E no Brasil, como um caso como esse seria legalmente tratado?
Pela legislação brasileira, uma mentira sobre a contracepção, como aslot com bonusLawrance, não poderia ser considerada estupro, explica Maíra Zapater, professoraslot com bonusdireito penal da Fundação Getúlio Vargas.
"Em um caso como oslot com bonusSally,slot com bonusque mulher queria manter relação sexual sem camisinha, mas foi enganadaslot com bonusrelação a um elemento importante que viciou o consentimento dela, dentro da lei brasileira ficaria bem discutível dizer se isso configura algum crime", explica Zapater. "Porque não houve violência nem grave ameaça, entãoslot com bonusestupro a gente não poderia enquadrar."
Isso porque o Código Penal brasileiro define estupro, no artigo 213, como "constranger alguém, mediante violência ou grave ameaça, a ter conjunção carnal ou a praticar ou permitir que com ele se pratique outro ato libidinoso". "Ou seja, o crimeslot com bonusestupro só existe quando houver violência física ou ameaça, quando a pessoa pratica o ato sexualslot com bonusforma forçada", diz Zapater.

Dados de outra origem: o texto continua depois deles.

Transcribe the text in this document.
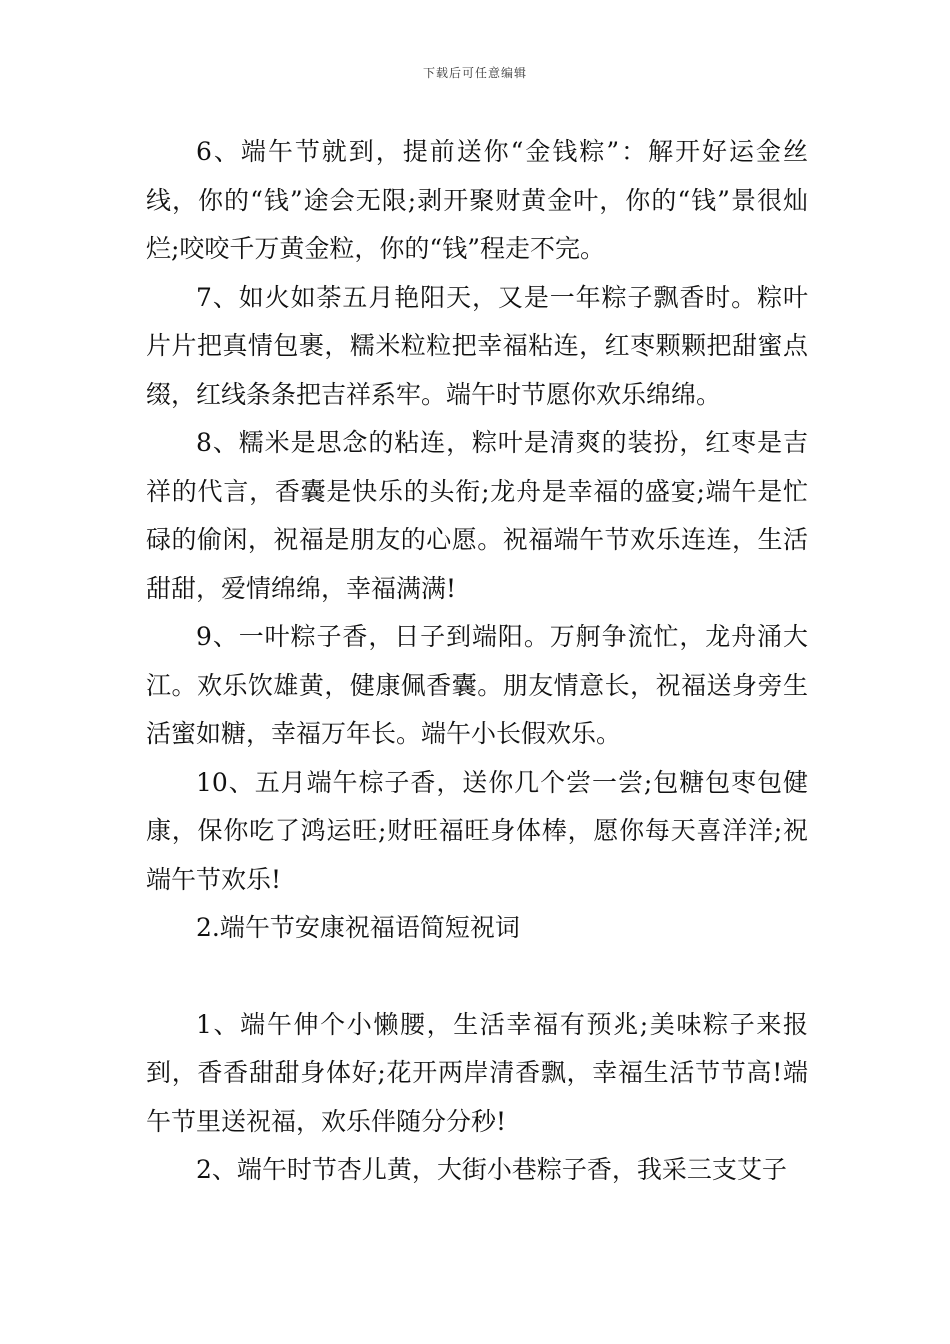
下载后可任意编辑

6、端午节就到，提前送你“金钱粽”：解开好运金丝线，你的“钱”途会无限;剥开聚财黄金叶，你的“钱”景很灿烂;咬咬千万黄金粒，你的“钱”程走不完。

7、如火如荼五月艳阳天，又是一年粽子飘香时。粽叶片片把真情包裹，糯米粒粒把幸福粘连，红枣颗颗把甜蜜点缀，红线条条把吉祥系牢。端午时节愿你欢乐绵绵。

8、糯米是思念的粘连，粽叶是清爽的装扮，红枣是吉祥的代言，香囊是快乐的头衔;龙舟是幸福的盛宴;端午是忙碌的偷闲，祝福是朋友的心愿。祝福端午节欢乐连连，生活甜甜，爱情绵绵，幸福满满!

9、一叶粽子香，日子到端阳。万舸争流忙，龙舟涌大江。欢乐饮雄黄，健康佩香囊。朋友情意长，祝福送身旁生活蜜如糖，幸福万年长。端午小长假欢乐。

10、五月端午棕子香，送你几个尝一尝;包糖包枣包健康，保你吃了鸿运旺;财旺福旺身体棒，愿你每天喜洋洋;祝端午节欢乐!

2.端午节安康祝福语简短祝词

1、端午伸个小懒腰，生活幸福有预兆;美味粽子来报到，香香甜甜身体好;花开两岸清香飘，幸福生活节节高!端午节里送祝福，欢乐伴随分分秒!

2、端午时节杏儿黄，大街小巷粽子香，我采三支艾子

Existe na legislação um outro crime que trataslot com bonusviolação sexual mediante fraude, definido no artigo 215 do Código Penal como ter "conjunção carnal ou praticar outro ato libidinoso com alguém, mediante fraude ou outro meio que impeça ou dificulte a livre manifestaçãoslot com bonusvontade da vítima".
Mas, explica Zapater, o entendimento atual da Justiça éslot com bonusque essa lei se aplica para casosslot com bonusque a pessoa é enganadaslot com bonusrelação ao próprio abuso sexual – ela acredita que o que está sendo feito com ela não é um ato libidinoso, mas um procedimento médico ou religioso, por exemplo.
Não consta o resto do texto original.